Pricing (line items, baseline)	`grexal agent price add\|remove\|clear` / Dashboard	Pricing is a commercial decision and shouldn't change on every code push. Pricing mistakes cost real money.
Visibility (public / private)	`grexal agent set-visibility` / Dashboard	Access control shouldn't flip on a redeploy.
Published state (draft / active)	`grexal publish` / `grexal unpublish` / Dashboard	Going live is an explicit, intentional act.
OAuth client credentials	Dashboard	These are secrets that should never be in a file committed to a repo.
Developer environment variables	`grexal env` / Dashboard	The developer's operational secrets (LLM keys, database URLs).
Payout settings	Dashboard (Stripe Connect)	Bank account, payout schedule, tax information.

The principle: the manifest describes how to run the code; the agent record describes who runs it and how it shows up to buyers. If changing a field should NOT require a code change, it's not in the manifest.

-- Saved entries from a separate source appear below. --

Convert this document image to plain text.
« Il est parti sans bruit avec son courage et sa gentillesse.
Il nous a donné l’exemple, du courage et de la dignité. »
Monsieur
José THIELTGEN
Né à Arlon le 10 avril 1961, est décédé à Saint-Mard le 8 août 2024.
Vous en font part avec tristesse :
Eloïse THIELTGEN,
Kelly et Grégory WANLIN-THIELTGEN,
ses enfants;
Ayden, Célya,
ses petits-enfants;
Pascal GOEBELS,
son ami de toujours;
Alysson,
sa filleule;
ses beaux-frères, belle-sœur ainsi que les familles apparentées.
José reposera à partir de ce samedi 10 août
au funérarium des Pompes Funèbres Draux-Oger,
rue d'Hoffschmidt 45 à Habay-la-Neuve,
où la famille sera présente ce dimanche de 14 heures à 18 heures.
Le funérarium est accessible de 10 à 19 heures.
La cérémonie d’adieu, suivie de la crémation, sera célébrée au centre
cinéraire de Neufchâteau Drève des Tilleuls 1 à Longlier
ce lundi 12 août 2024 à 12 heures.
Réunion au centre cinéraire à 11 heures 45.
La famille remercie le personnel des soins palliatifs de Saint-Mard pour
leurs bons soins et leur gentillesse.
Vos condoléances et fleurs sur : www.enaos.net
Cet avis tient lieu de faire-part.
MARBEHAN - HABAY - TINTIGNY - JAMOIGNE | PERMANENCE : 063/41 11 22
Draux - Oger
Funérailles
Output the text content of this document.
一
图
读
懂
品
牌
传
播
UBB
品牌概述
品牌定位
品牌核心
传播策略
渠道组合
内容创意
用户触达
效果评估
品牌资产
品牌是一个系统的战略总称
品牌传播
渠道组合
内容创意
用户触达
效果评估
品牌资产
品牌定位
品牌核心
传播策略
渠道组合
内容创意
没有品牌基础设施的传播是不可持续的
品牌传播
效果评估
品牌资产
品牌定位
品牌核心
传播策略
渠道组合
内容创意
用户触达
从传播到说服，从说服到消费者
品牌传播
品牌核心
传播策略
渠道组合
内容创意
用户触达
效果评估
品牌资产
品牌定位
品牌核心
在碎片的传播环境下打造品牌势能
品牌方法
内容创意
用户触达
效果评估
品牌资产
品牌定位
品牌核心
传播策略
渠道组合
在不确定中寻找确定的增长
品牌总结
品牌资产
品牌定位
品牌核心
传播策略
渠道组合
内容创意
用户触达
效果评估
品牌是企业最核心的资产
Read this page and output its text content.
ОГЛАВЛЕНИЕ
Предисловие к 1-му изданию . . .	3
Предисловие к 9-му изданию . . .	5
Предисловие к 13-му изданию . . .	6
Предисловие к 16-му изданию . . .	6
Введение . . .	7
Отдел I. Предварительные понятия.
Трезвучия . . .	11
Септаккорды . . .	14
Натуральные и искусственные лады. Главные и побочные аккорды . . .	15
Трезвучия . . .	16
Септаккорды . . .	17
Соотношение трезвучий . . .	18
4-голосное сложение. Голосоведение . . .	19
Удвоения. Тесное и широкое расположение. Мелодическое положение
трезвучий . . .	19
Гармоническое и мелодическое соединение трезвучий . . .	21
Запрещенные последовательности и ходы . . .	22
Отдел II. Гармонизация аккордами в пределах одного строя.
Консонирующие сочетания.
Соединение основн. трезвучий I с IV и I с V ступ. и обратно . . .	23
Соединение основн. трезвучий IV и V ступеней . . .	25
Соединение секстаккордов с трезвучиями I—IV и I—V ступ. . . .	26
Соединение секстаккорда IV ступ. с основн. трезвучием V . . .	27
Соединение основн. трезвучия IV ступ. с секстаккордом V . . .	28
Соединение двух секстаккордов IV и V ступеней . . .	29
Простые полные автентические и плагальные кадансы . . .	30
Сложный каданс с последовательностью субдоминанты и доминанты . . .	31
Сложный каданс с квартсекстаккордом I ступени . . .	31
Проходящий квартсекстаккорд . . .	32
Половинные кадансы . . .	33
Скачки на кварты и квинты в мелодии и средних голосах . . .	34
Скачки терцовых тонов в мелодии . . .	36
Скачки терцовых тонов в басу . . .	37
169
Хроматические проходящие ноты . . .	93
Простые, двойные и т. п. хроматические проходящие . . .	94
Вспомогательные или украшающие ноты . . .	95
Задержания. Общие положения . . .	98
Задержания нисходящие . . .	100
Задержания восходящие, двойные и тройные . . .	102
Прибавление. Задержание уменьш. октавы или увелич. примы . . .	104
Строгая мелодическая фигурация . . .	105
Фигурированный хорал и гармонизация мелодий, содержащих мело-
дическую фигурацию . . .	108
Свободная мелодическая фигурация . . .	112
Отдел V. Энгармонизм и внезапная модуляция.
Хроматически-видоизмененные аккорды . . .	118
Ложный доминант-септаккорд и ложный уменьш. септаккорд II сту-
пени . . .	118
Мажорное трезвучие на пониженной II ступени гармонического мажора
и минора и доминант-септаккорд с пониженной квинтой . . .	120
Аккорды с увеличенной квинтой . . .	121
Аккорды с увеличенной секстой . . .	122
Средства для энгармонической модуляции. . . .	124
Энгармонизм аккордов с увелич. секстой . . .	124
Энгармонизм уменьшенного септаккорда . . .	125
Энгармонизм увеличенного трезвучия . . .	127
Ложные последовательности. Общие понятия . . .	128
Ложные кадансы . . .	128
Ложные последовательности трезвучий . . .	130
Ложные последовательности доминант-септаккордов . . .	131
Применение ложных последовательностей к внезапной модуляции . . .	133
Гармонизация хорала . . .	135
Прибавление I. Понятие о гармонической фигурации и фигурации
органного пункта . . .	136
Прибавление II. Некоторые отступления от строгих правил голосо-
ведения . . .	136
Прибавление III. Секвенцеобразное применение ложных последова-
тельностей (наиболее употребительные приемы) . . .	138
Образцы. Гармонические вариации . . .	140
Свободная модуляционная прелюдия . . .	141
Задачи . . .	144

The CLI rejects identity and marketplace fields if they appear in grexal.json, with a pointer to the corresponding grexal agent set-* command — so a stale template can never silently desync from the platform record.

Validation

The manifest is validated at three points:

1. `npx grexal dev` (local development)

Validated on startup and on every file change. Catches structural errors before pushing.

2. `npx grexal validate` (standalone check)

Same validation as npx grexal dev startup. Useful in CI or as a pre-push hook.

3. `npx grexal push` (build pipeline)

Full validation inside the build sandbox. This is the authoritative check. Additional checks at build time:

OAuth connections have corresponding connection config in the dashboard
If browser_login is declared, sandbox_template is "desktop"
Entrypoint file extension matches declared language
Resource limits are within platform maximums

Error format

Validation failed:

  runtime.memory_mb — exceeds platform maximum (8192 MB)
  connections[0].id — invalid characters: must match ^[a-z][a-z0-9_]*$
  connections[1].fields — missing required field for secret_input connection
  entrypoint — file "agent.py" not found in project

Manifest snapshot

When an agent is pushed, the build pipeline stores a frozen copy of grexal.json on the deployment record. This snapshot is what the platform uses at runtime to interpret task input and route connections — not the live file.

What's in the snapshot: name, entrypoint, runtime, input_schema, output_schema, and connections. Commercial metadata (pricing, visibility, description, etc.) is on the agent record itself, not the snapshot — it is updated via grexal agent price / grexal agent set-* or the dashboard and takes effect immediately without a rebuild.

This means:

Rolling back to a previous deployment (grexal publish --deployment <id>) restores that build's code and connections — but pricing, visibility, and description stay at their current values.
Editing grexal.json locally has no effect until the next grexal push.
Editing pricing or description in the dashboard has no effect on already-pushed builds until you grexal publish to promote (or the change applies immediately to the currently active deployment).